Bölge İdare Mahkemesi kararının özeti: İstinaf başvurusunun, usul ve hukuka uygun olduğu sonucuna varılan Vergi Mahkemesi kararının kaldırılmasını sağlayacak nitelikte görülmediği gerekçesiyle 2577 sayılı İdari Yargılama Usulü Kanunu’nun 45. maddesinin 3. fıkrası uyarınca reddine karar verilmiştir.

TEMYİZ EDENİN İDDİALARI : Her ne kadar 6183 sayılı Amme Alacaklarının Tahsil Usulü Hakkında Kanunun mükerrer 35. maddesi ve bu maddeye 5766 sayılı Kanunla eklenen 4. fıkra uyarınca amme alacağının doğduğu ve ödenmesi gerektiği zamanlarda kanuni temsilci veya teşekkülü idare edenlerin farklı şahıslar olmaları halinde bu şahısların, amme alacağının ödenmesinden müteselsilen sorumlu tutulacakları yolundaki düzenleme Anayasa Mahkemesince iptal edilmiş ise de iptal kararının yayımlandığı 03/04/2015 tarihinde önceki dönemleri kapsamadığı, şirketin mal varlığının borcu karşılayacak kadar olmadığının saptanması üzerine davacı adına düzenlenen dava konusu ödeme emrinde hukuka aykırılık bulunmadığı ileri sürülerek kararın bozulması istenilmektedir.

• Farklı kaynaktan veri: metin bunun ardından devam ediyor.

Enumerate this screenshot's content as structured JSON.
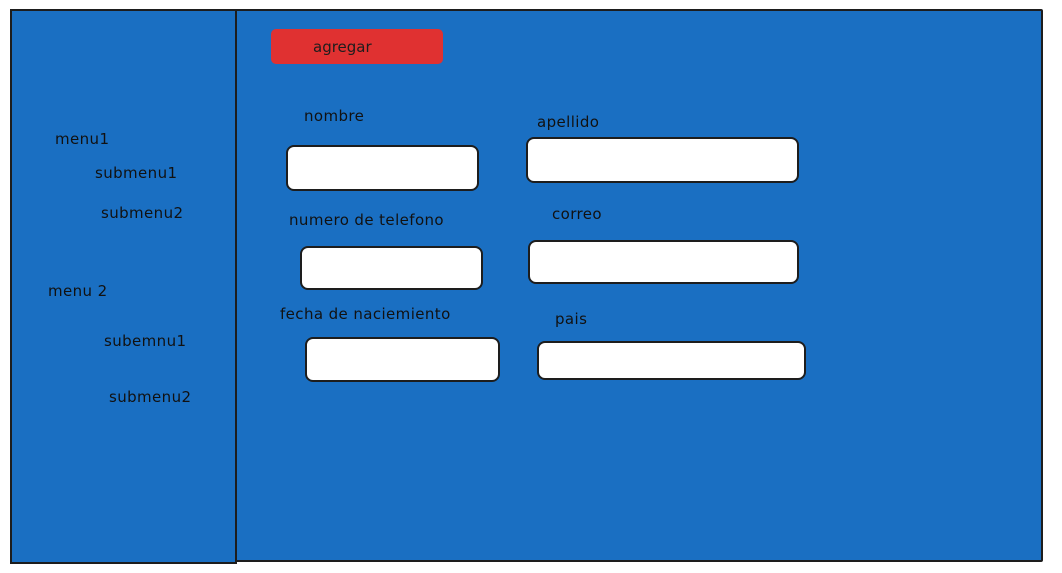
{
  "toolbar": {
    "add_label": "agregar"
  },
  "sidebar": {
    "menus": [
      {
        "label": "menu1",
        "submenus": [
          "submenu1",
          "submenu2"
        ]
      },
      {
        "label": "menu 2",
        "submenus": [
          "subemnu1",
          "submenu2"
        ]
      }
    ]
  },
  "form": {
    "fields": [
      {
        "label": "nombre",
        "value": ""
      },
      {
        "label": "apellido",
        "value": ""
      },
      {
        "label": "numero de telefono",
        "value": ""
      },
      {
        "label": "correo",
        "value": ""
      },
      {
        "label": "fecha de naciemiento",
        "value": ""
      },
      {
        "label": "pais",
        "value": ""
      }
    ]
  },
  "colors": {
    "background": "#1a6fc2",
    "accent_button": "#e03131",
    "input_fill": "#ffffff",
    "stroke": "#1d1d1d"
  }
}
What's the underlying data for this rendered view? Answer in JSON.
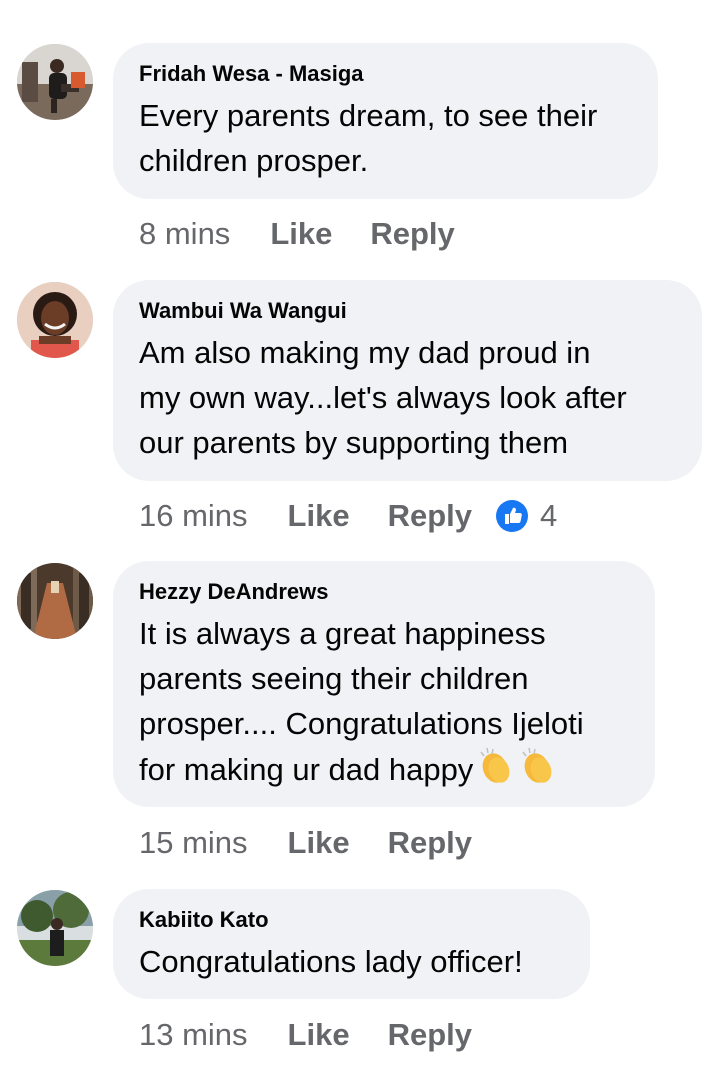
{
  "comments": [
    {
      "author": "Fridah Wesa - Masiga",
      "text": "Every parents dream, to see their\nchildren prosper.",
      "time": "8 mins",
      "like_label": "Like",
      "reply_label": "Reply"
    },
    {
      "author": "Wambui Wa Wangui",
      "text": "Am also making my dad proud in\nmy own way...let's always look after\nour parents by supporting them",
      "time": "16 mins",
      "like_label": "Like",
      "reply_label": "Reply",
      "reaction_icon": "like-thumb-icon",
      "reaction_count": "4"
    },
    {
      "author": "Hezzy DeAndrews",
      "text": "It is always a great happiness\nparents seeing their children\nprosper.... Congratulations Ijeloti\nfor making ur dad happy",
      "emoji": "clapping-hands-icon",
      "time": "15 mins",
      "like_label": "Like",
      "reply_label": "Reply"
    },
    {
      "author": "Kabiito Kato",
      "text": "Congratulations lady officer!",
      "time": "13 mins",
      "like_label": "Like",
      "reply_label": "Reply"
    }
  ],
  "colors": {
    "bubble_bg": "#f0f2f5",
    "meta_text": "#65676b",
    "like_blue": "#1877f2"
  }
}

KARŞI TARAFIN SAVUNMASI : Kanuni temsilci olmadığı dönemlere isabet eden vergi borçlarından sorumlu tutulamayacağı belirtilerek istemin reddi gerektiği savunulmaktadır.

DANIŞTAY TETKİK HÂKİMİ …’IN DÜŞÜNCESİ: Temyiz isteminin reddi gerektiği düşünülmektedir.

TÜRK MİLLETİ ADINA
Karar veren Danıştay Üçüncü Dairesince, Tetkik Hâkiminin açıklamaları dinlendikten ve dosyadaki belgeler incelendikten sonra gereği görüşüldü:

HUKUKİ DEĞERLENDİRME:
Bölge idare mahkemelerinin nihai kararlarının temyizen bozulması, 2577 sayılı İdari Yargılama Usulü Kanunu’nun 49. maddesinde yer alan sebeplerden birinin varlığı hâlinde mümkündür.
Temyizen incelenen karar usul ve hukuka uygun olup, dilekçede ileri sürülen temyiz nedenleri kararın bozulmasını gerektirecek nitelikte görülmemiştir.

KARAR SONUCU:
Açıklanan nedenlerle;
1. Temyiz isteminin reddine,
2. Temyize konu Vergi Dava Dairesi kararının ONANMASINA, 01/02/2022 tarihinde oybirliğiyle kesin olarak karar verildi.